Les années Trianon, Catherine Hermary-Vieille

Clément Solym - 18.11.2009

Livre - annees - Trianon - Catherine


Marie-Antoinette a été guillotinée le 16 octobre 1793, et c'était pour le mieux dans le meilleur des mondes. Qu'avait-on besoin de ressusciter ses années Trianon. Le Petit Trianonn, c'est ce refuge dans lequel elle tentait de retrouver l'ambiance de Vienne quand elle était à Versailles - et que Louis XV avait fait construire pour la Pompadour. Le seul point positif de cette bâtisse, c'est qu'un petit théâtre s'y trouvait et que la légende veut qu'elle y faisait donner Le Barbier de Séville.

Mais que diable aller chercher dans cette épopée romanesque de quoi redorer le blason de l'Autrichienne (wouaf !), surtout pour plomber le moral du lecteur qui, confiant, n'avait aucune idée des 430 et quelques pages qui l'attendaient. Dans ce marasme historique qui vous rappelle que la gravité s'exerce encore plus fortement sur les mauvais livres, destinés à vous tomber des mains, on s'ennuie à bayer au Corneille, à défaut de Beaumarchais.

Rien que le détail en fin de volume des différents chapitres est plus pesant qu'un après-midi d'été de trombes diluviennes perdu dans un gîte de Corrèze sans autre divertissement qu'une cheminée vide.

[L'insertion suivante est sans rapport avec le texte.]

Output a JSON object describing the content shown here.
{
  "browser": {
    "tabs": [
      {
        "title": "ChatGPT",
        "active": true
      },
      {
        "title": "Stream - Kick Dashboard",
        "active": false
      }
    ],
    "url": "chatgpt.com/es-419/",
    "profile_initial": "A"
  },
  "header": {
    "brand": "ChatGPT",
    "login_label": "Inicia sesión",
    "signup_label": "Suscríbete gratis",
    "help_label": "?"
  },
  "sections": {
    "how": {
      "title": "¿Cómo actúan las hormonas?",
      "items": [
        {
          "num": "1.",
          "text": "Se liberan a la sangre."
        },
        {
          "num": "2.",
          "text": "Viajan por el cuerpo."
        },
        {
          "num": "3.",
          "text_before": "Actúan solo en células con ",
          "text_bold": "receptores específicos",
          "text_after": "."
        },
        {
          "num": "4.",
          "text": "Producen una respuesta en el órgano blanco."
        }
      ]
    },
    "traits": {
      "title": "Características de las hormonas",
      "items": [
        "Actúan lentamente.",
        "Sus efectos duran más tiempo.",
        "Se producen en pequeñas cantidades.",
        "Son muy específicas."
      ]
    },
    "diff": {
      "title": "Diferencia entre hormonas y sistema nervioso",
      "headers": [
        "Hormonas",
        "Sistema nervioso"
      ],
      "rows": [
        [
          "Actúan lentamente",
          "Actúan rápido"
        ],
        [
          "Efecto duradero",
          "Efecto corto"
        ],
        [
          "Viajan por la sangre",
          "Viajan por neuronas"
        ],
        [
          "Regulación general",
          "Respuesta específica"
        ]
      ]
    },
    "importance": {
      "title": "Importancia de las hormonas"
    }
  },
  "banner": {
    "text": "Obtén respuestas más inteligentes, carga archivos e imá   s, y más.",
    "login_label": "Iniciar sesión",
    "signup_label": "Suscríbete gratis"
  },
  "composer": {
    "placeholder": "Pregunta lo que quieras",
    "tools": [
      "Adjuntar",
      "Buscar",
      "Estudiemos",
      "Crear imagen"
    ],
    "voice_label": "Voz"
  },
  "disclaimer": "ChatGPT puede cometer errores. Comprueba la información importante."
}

Pour être honnête, ça m'a replongé dans les heures sombres de mes cours d'histoire dans les salles de la Sorbonne.

Nan. Pire.

Ça ressemblait à une heure de cours d'histoire en amphi...

Un après-midi de printemps pluvieux, alors que l'on a oublié jusqu'à son portable pour tenter de tuer le temps en attendant la mort.

Ou le contraire.

D'ailleurs, l'écriture a la légèreté d'un manuel scolaire.